How to Impersonate a user

mdykstra · November 6, 2020, 1:37pm

My app has many users who all have their own dashboard that contains their records.

In many cases, an admin needs to help a user and it would be really helpful for them to see their dashboard.

I’ve used other apps where you can impersonate a user and am wondering if anyone has any ideas on how to do so.

Thank you!

WilliamPorter · November 6, 2020, 8:16pm

Tadabase doesn’t have an “Impersonate User” command the way, say, Stacker.app does. It’s a nifty feature in Stacker, but I don’t think the lack of it in Tadabase is a problem.

Here are some ways I might deal with this, ranked from easiest to hardest.

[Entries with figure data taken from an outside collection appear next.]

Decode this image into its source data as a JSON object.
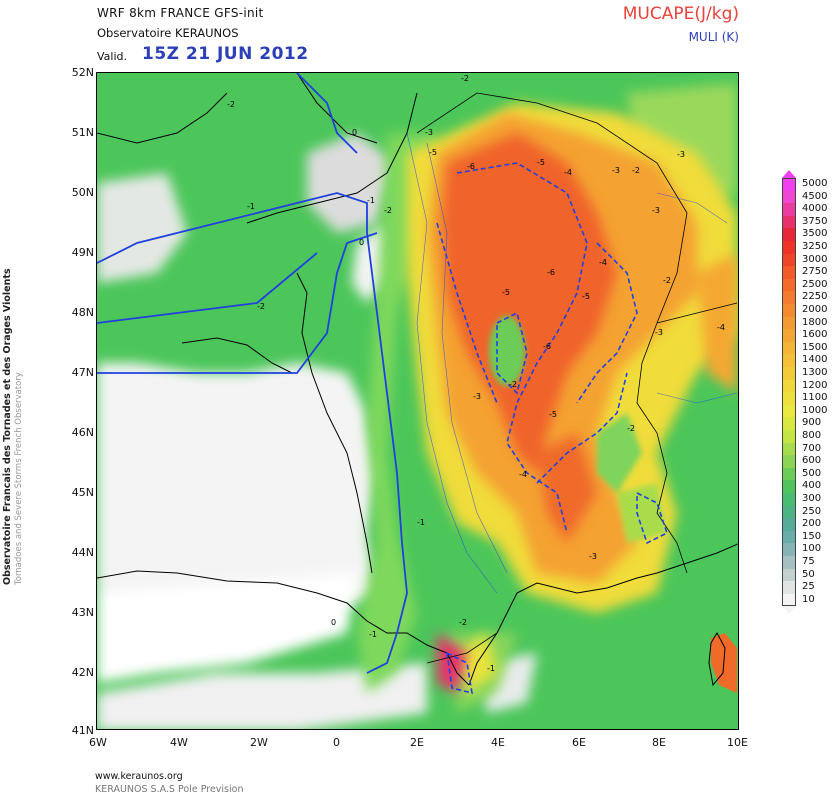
{
  "header": {
    "model_line": "WRF 8km FRANCE   GFS-init",
    "observatory": "Observatoire KERAUNOS",
    "valid_label": "Valid.",
    "valid_time": "15Z 21 JUN 2012",
    "field_title": "MUCAPE(J/kg)",
    "field_sub": "MULI (K)"
  },
  "side_text": {
    "line1": "Observatoire Francais des Tornades et des Orages Violents",
    "line2": "Tornadoes and Severe Storms French Observatory"
  },
  "map": {
    "lat_labels": [
      "52N",
      "51N",
      "50N",
      "49N",
      "48N",
      "47N",
      "46N",
      "45N",
      "44N",
      "43N",
      "42N",
      "41N"
    ],
    "lon_labels": [
      "6W",
      "4W",
      "2W",
      "0",
      "2E",
      "4E",
      "6E",
      "8E",
      "10E"
    ],
    "contour_labels": [
      "-2",
      "-2",
      "0",
      "-3",
      "-5",
      "-6",
      "-5",
      "-4",
      "-3",
      "-2",
      "-3",
      "-1",
      "-1",
      "-2",
      "0",
      "-2",
      "-3",
      "-6",
      "-4",
      "-5",
      "-6",
      "-5",
      "-2",
      "-3",
      "-4",
      "-5",
      "-2",
      "-3",
      "-4",
      "-1",
      "-2",
      "-3",
      "-2",
      "-1",
      "0",
      "-1"
    ],
    "colors": {
      "sea_land_low": "#ffffff",
      "light_grey": "#d6d6d6",
      "green": "#48c85a",
      "light_green": "#8ad65c",
      "yellow": "#f0e040",
      "orange": "#f4a030",
      "red_orange": "#f06a28",
      "blue_contour": "#2040e0",
      "coastline": "#000000"
    }
  },
  "colorbar": {
    "levels": [
      "5000",
      "4500",
      "4000",
      "3750",
      "3500",
      "3250",
      "3000",
      "2750",
      "2500",
      "2250",
      "2000",
      "1800",
      "1600",
      "1500",
      "1400",
      "1300",
      "1200",
      "1100",
      "1000",
      "900",
      "800",
      "700",
      "600",
      "500",
      "400",
      "300",
      "250",
      "200",
      "150",
      "100",
      "75",
      "50",
      "25",
      "10"
    ],
    "colors": [
      "#f040f0",
      "#f048d0",
      "#e83ca0",
      "#e8306c",
      "#e82838",
      "#ee3426",
      "#f04428",
      "#f25a2a",
      "#f46a2c",
      "#f47a2e",
      "#f48a30",
      "#f49a32",
      "#f4a634",
      "#f4b436",
      "#f4c038",
      "#f2cc38",
      "#f0d83a",
      "#eee03c",
      "#e8e83e",
      "#d8e840",
      "#c4e444",
      "#a8dc4c",
      "#8cd454",
      "#6ccc58",
      "#50c45c",
      "#48bc70",
      "#4cb484",
      "#56ac98",
      "#6aaca8",
      "#86b4b4",
      "#a4c0c0",
      "#c4d0d0",
      "#e0e4e4",
      "#f4f4f4"
    ]
  },
  "footer": {
    "url": "www.keraunos.org",
    "company": "KERAUNOS S.A.S Pole Prevision"
  }
}
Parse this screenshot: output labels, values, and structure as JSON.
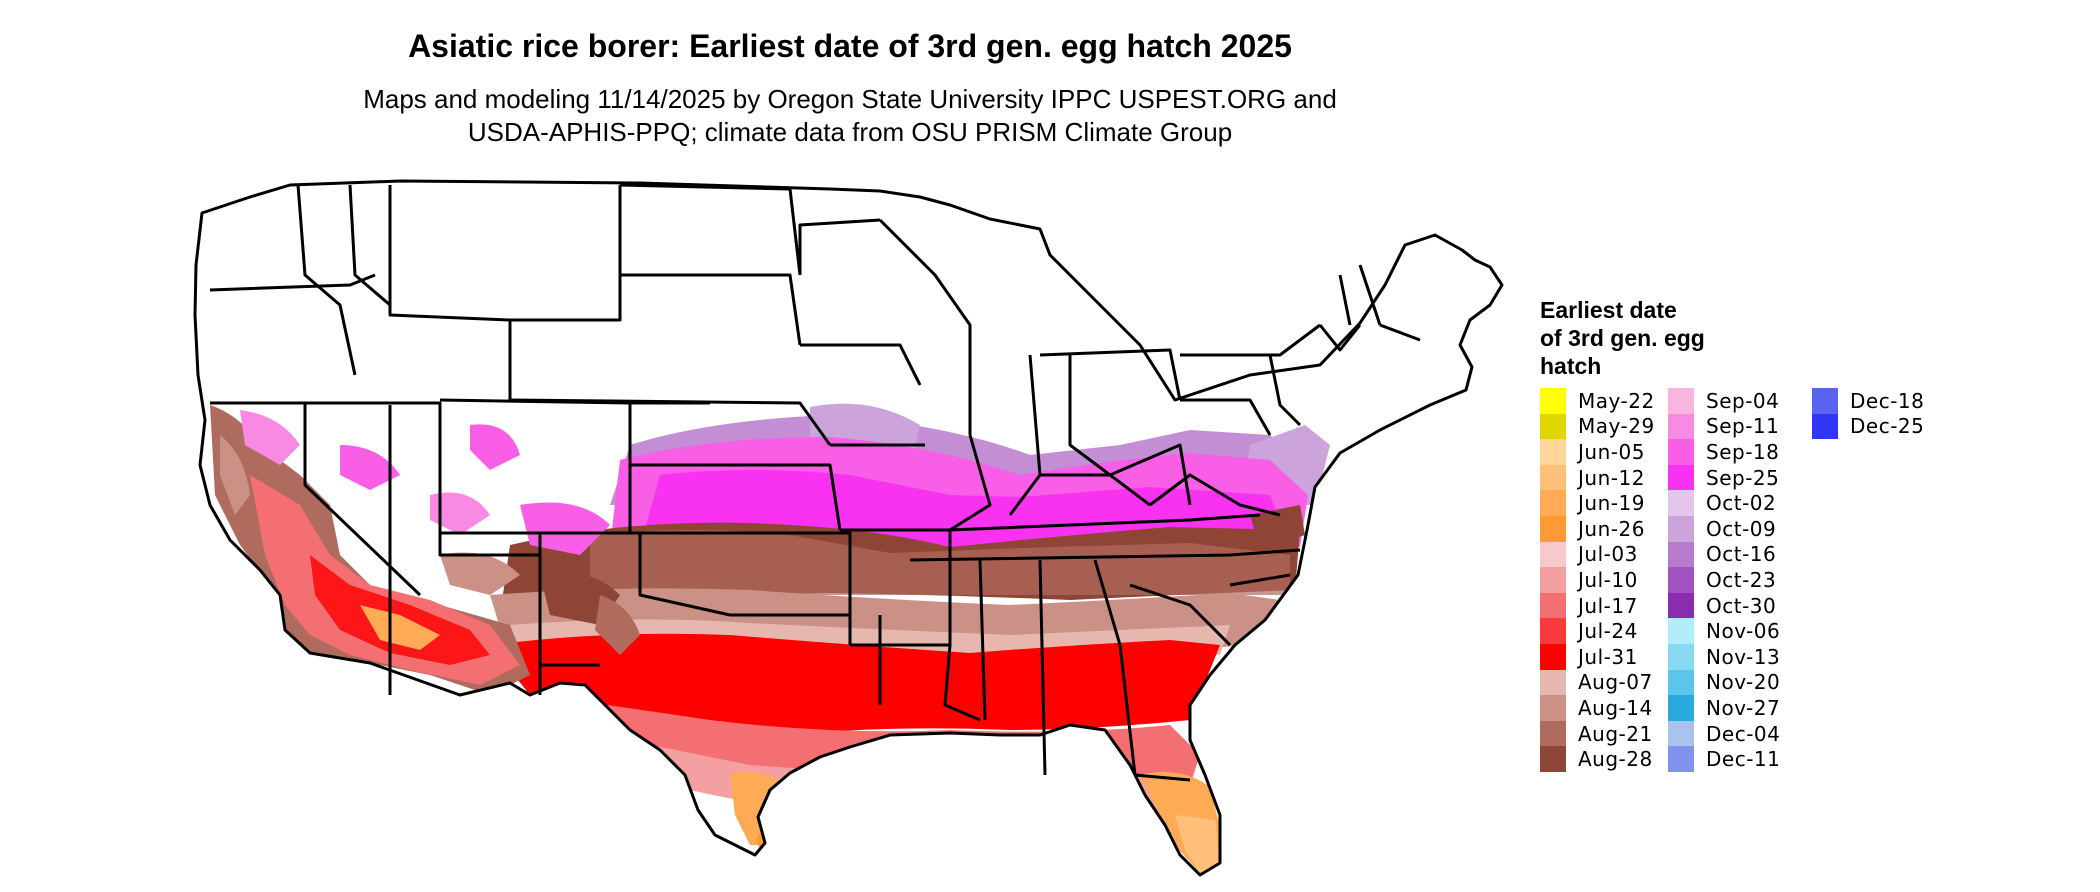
{
  "title": "Asiatic rice borer: Earliest date of 3rd gen. egg hatch 2025",
  "subtitle_line1": "Maps and modeling 11/14/2025 by Oregon State University IPPC USPEST.ORG and",
  "subtitle_line2": "USDA-APHIS-PPQ; climate data from OSU PRISM Climate Group",
  "legend": {
    "title_lines": [
      "Earliest date",
      "of 3rd gen. egg",
      "hatch"
    ],
    "columns": [
      [
        {
          "label": "May-22",
          "color": "#ffff00"
        },
        {
          "label": "May-29",
          "color": "#e0d600"
        },
        {
          "label": "Jun-05",
          "color": "#ffd59a"
        },
        {
          "label": "Jun-12",
          "color": "#ffc07a"
        },
        {
          "label": "Jun-19",
          "color": "#ffaa55"
        },
        {
          "label": "Jun-26",
          "color": "#ff9933"
        },
        {
          "label": "Jul-03",
          "color": "#f7c9cb"
        },
        {
          "label": "Jul-10",
          "color": "#f4a0a3"
        },
        {
          "label": "Jul-17",
          "color": "#f46f72"
        },
        {
          "label": "Jul-24",
          "color": "#f83a3d"
        },
        {
          "label": "Jul-31",
          "color": "#ff0000"
        },
        {
          "label": "Aug-07",
          "color": "#e6b7ae"
        },
        {
          "label": "Aug-14",
          "color": "#cc9186"
        },
        {
          "label": "Aug-21",
          "color": "#b06b5f"
        },
        {
          "label": "Aug-28",
          "color": "#8f4535"
        }
      ],
      [
        {
          "label": "Sep-04",
          "color": "#f9b5df"
        },
        {
          "label": "Sep-11",
          "color": "#f88ae3"
        },
        {
          "label": "Sep-18",
          "color": "#f85ee6"
        },
        {
          "label": "Sep-25",
          "color": "#f832f0"
        },
        {
          "label": "Oct-02",
          "color": "#e4c6ea"
        },
        {
          "label": "Oct-09",
          "color": "#cda3dc"
        },
        {
          "label": "Oct-16",
          "color": "#b87acc"
        },
        {
          "label": "Oct-23",
          "color": "#a053c0"
        },
        {
          "label": "Oct-30",
          "color": "#8a2cb0"
        },
        {
          "label": "Nov-06",
          "color": "#b3ecfa"
        },
        {
          "label": "Nov-13",
          "color": "#88daf2"
        },
        {
          "label": "Nov-20",
          "color": "#5cc6ea"
        },
        {
          "label": "Nov-27",
          "color": "#2aa9dc"
        },
        {
          "label": "Dec-04",
          "color": "#a9c2ee"
        },
        {
          "label": "Dec-11",
          "color": "#7f93ee"
        }
      ],
      [
        {
          "label": "Dec-18",
          "color": "#5a63ef"
        },
        {
          "label": "Dec-25",
          "color": "#2f36f5"
        }
      ]
    ]
  }
}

Ask user for screenshot or ask for screensharing session. The previous suggestion might be useful if user has urgent problem that seems to be specific to their personal account. But most of the time, if that’s the case, either a screenshot from them or a screensharing session would allow me to diagnose the problem without needing to log in as them. (Just did that this morning.)
Create temp (or permanent) developer accounts for various user roles. Most problems aren’t specific to a particular user but rather to a role. If Larry, a user whose role is “Sales”, has a problem, I’d probably just create a temp login for myself in that role, and login using those credentials. (See below.)
Change user’s passphrase and log in as them. Not necessary to ask user to share passphrase/password with me. As developer, I can change it in the Users table, go in, see what they’re seeing – and when we’re done talking or I’m done looking at the database logged in as them, I just tell them they need to log out and reset their password to whatever it was before. This of course presumes that you’ve enabled password-reset for your users in this app.

Suggestion #2 is necessary during development so you can test using different roles. Above I suggested creating a temp account in the Sales role, but truth is, I almost always have permanent developer test accounts for the different roles.

I’m thinking of adding a Help button to my menus that would open a Help form where users could explain their problem and possibly upload a screenshot; and when they submit, the record would get emailed to me and to the user.

William

mdykstra · November 10, 2020, 8:19pm

Good ideas. Thank you!

moe · November 11, 2020, 5:14am

That’s great advice. I think there are libraries that can even help with screenshots. For example, in our support popup there is a screenshot that automatically takes a screenshot of current page and sends it along with the rest of the ticket.

As far as Tadabase adding user impersonation as a built in capability - I don’t see this as something we intend to do. I do appreciate how this can be beneficial, however, it would be a monumental task and opens some potential for security vulnerabilities. Logging will also become complicated especially when compliance (HIPAA) is a must we’ll have to log the impersonator and the user which can be quite tricky.

WilliamPorter · November 13, 2020, 3:39am

For what it’s worth, this makes good sense to me, Moe.